I'm tired of seeing "presidential pens"

They are in the news today because of the hoopla surrounding Pelosi's signing of the articles of impeachment.
The House speaker sparked the opposing party’s ire on Wednesday when she used a remarkable number of writing implements – more than three trays littered with them – to sign her name on the articles of impeachment against Donald Trump.

The pens, engraved with her signature, were intended as souvenirs for Pelosi’s allies. She carefully signed the documents, apparently stroke by stroke, using different pens for each portion of her signature. Then she distributed them to impeachment managers and committee members.
The process has such a long history that it has become a tradition:
Barack Obama used 22 pens to sign his landmark healthcare law.

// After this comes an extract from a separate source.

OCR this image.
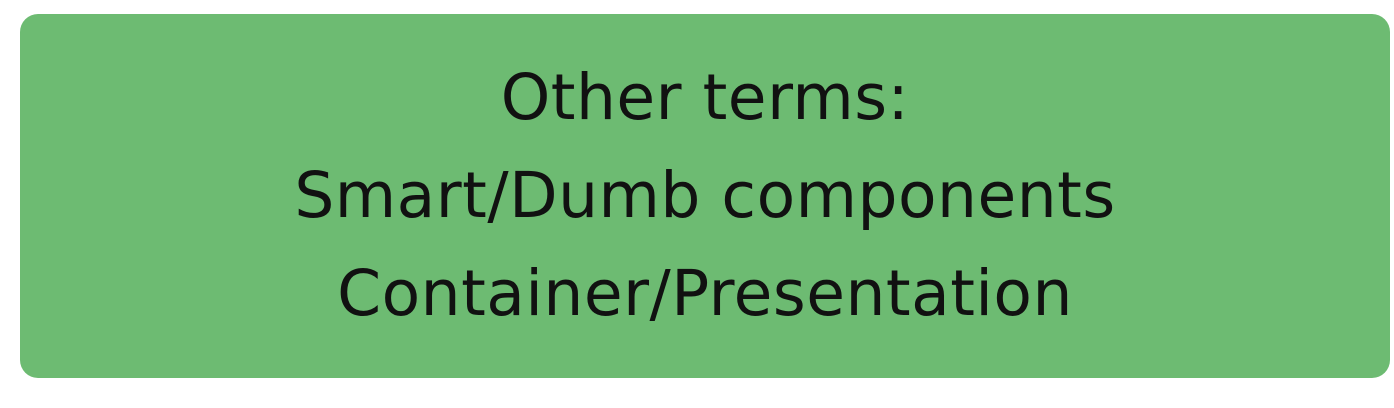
Other terms:
Smart/Dumb components
Container/Presentation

Lyndon Johnson is said to have used 75 to sign the Civil Rights Act. The tradition goes back to at least Franklin Roosevelt, as Time explained in 2010: “The pen used to sign legislation itself becomes a historical artifact. The more pens a president uses, the more thank-you gifts he can offer to those who helped create that piece of history.”
It also happens in state legislatures:

And they are available for purchase online.
There are actually three main types of pens typically called presidential pens. The first and perhaps the most well-known are bill signing pens. These are the pen or pens used by the President when he signs a bill into law during a signing ceremony. The second type is pens distributed by The White House or government agencies, as souvenirs or gifts. The third type is pens given out during presidential campaigns or during visits to events and locations by the President during his term of office... [the record for most pens] belongs to President Lyndon Johnson, who in 1964 signed the Civil Rights Act using a whopping 75 pens
Ridiculous.  Stop spending my tax money on gifts to your friends.  Maybe I'm just in a bad mood.  Get off my lawn.

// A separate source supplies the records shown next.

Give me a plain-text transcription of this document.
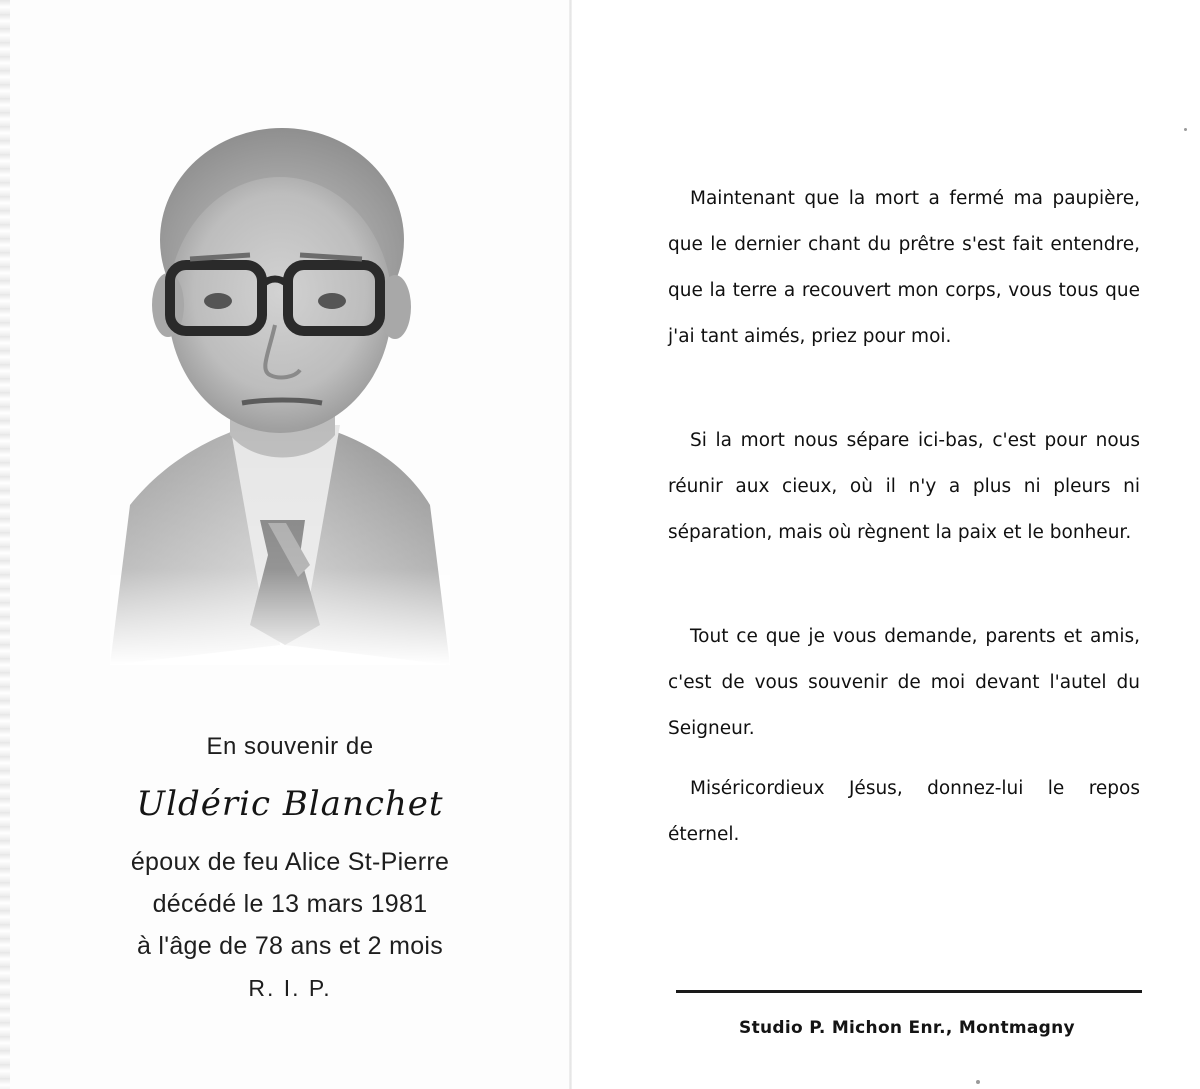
En souvenir de

Uldéric Blanchet

époux de feu Alice St-Pierre

décédé le 13 mars 1981

à l'âge de 78 ans et 2 mois

R. I. P.

Maintenant que la mort a fermé ma paupière, que le dernier chant du prêtre s'est fait entendre, que la terre a recouvert mon corps, vous tous que j'ai tant aimés, priez pour moi.

Si la mort nous sépare ici-bas, c'est pour nous réunir aux cieux, où il n'y a plus ni pleurs ni séparation, mais où règnent la paix et le bonheur.

Tout ce que je vous demande, parents et amis, c'est de vous souvenir de moi devant l'autel du Seigneur.

Miséricordieux Jésus, donnez-lui le repos éternel.

Studio P. Michon Enr., Montmagny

  1. It's worth pointing out that this is a very American habit, the monetization of democracy. For instance, in the UK, the Queen just 'assents' in a Privy Council meeting, which is held standing to keep it short. The Dutch and Belgian Kings get cramped hands from signing many many many bills because those countries don't really do omnibus bills. Other than the King, no one needs to be present when bills are signed.

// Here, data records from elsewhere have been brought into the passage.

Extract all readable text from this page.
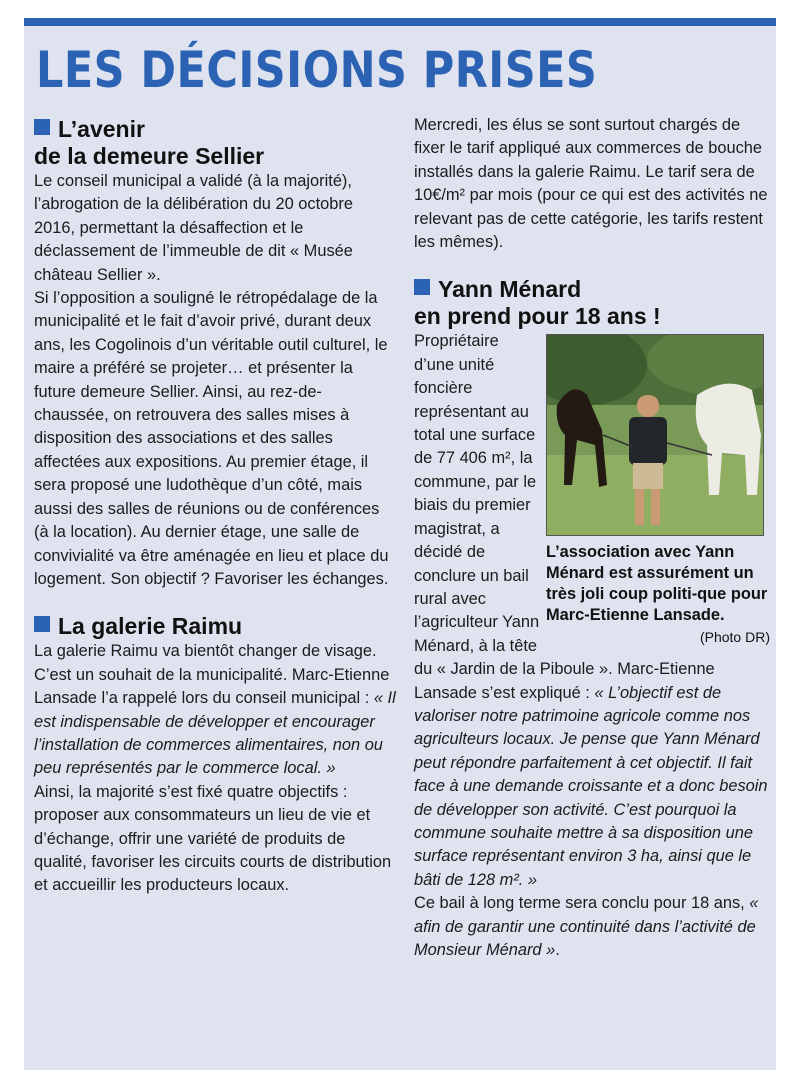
LES DÉCISIONS PRISES
L’avenir
de la demeure Sellier

Le conseil municipal a validé (à la majorité), l’abrogation de la délibération du 20 octobre 2016, permettant la désaffection et le déclassement de l’immeuble de dit « Musée château Sellier ».

Si l’opposition a souligné le rétropédalage de la municipalité et le fait d’avoir privé, durant deux ans, les Cogolinois d’un véritable outil culturel, le maire a préféré se projeter… et présenter la future demeure Sellier. Ainsi, au rez-de-chaussée, on retrouvera des salles mises à disposition des associations et des salles affectées aux expositions. Au premier étage, il sera proposé une ludothèque d’un côté, mais aussi des salles de réunions ou de conférences (à la location). Au dernier étage, une salle de convivialité va être aménagée en lieu et place du logement. Son objectif ? Favoriser les échanges.

La galerie Raimu

La galerie Raimu va bientôt changer de visage. C’est un souhait de la municipalité. Marc-Etienne Lansade l’a rappelé lors du conseil municipal : « Il est indispensable de développer et encourager l’installation de commerces alimentaires, non ou peu représentés par le commerce local. »

Ainsi, la majorité s’est fixé quatre objectifs : proposer aux consommateurs un lieu de vie et d’échange, offrir une variété de produits de qualité, favoriser les circuits courts de distribution et accueillir les producteurs locaux.

Mercredi, les élus se sont surtout chargés de fixer le tarif appliqué aux commerces de bouche installés dans la galerie Raimu. Le tarif sera de 10€/m² par mois (pour ce qui est des activités ne relevant pas de cette catégorie, les tarifs restent les mêmes).

Yann Ménard
en prend pour 18 ans !
L’association avec Yann Ménard est assurément un très joli coup politi-que pour Marc-Etienne Lansade.
(Photo DR)

Propriétaire d’une unité foncière représentant au total une surface de 77 406 m², la commune, par le biais du premier magistrat, a décidé de conclure un bail rural avec l’agriculteur Yann Ménard, à la tête du « Jardin de la Piboule ». Marc-Etienne Lansade s’est expliqué : « L’objectif est de valoriser notre patrimoine agricole comme nos agriculteurs locaux. Je pense que Yann Ménard peut répondre parfaitement à cet objectif. Il fait face à une demande croissante et a donc besoin de développer son activité. C’est pourquoi la commune souhaite mettre à sa disposition une surface représentant environ 3 ha, ainsi que le bâti de 128 m². »

Ce bail à long terme sera conclu pour 18 ans, « afin de garantir une continuité dans l’activité de Monsieur Ménard ».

  2. I have to say, as someone that had to adjust to being able to sign million dollar orders without oversight, you can get desensitized to the amount of money your spending. I learned this with a personal quarter million dollar fuck up. What kept me out of hot water was I reported it to my boss before anyone else did with steps I was going to take to fix it. I was a lot more careful after that.

    The federal government doesn't even investigate expenses of less than 50 million dollars because if they do, they spend more money than they save. Everyone in the federal government knows this and some use it to their advantage.

  3. I'm with you. Knock off the bullshit; send these people to a pen-itentiary! And get off my lawn too!

  4. I'm with you. Put a limit of 1 pen to each signing. What a waste, and so ridiculous.

  5. Industries are probably more concentrated today because of political arrangements, not technological advances.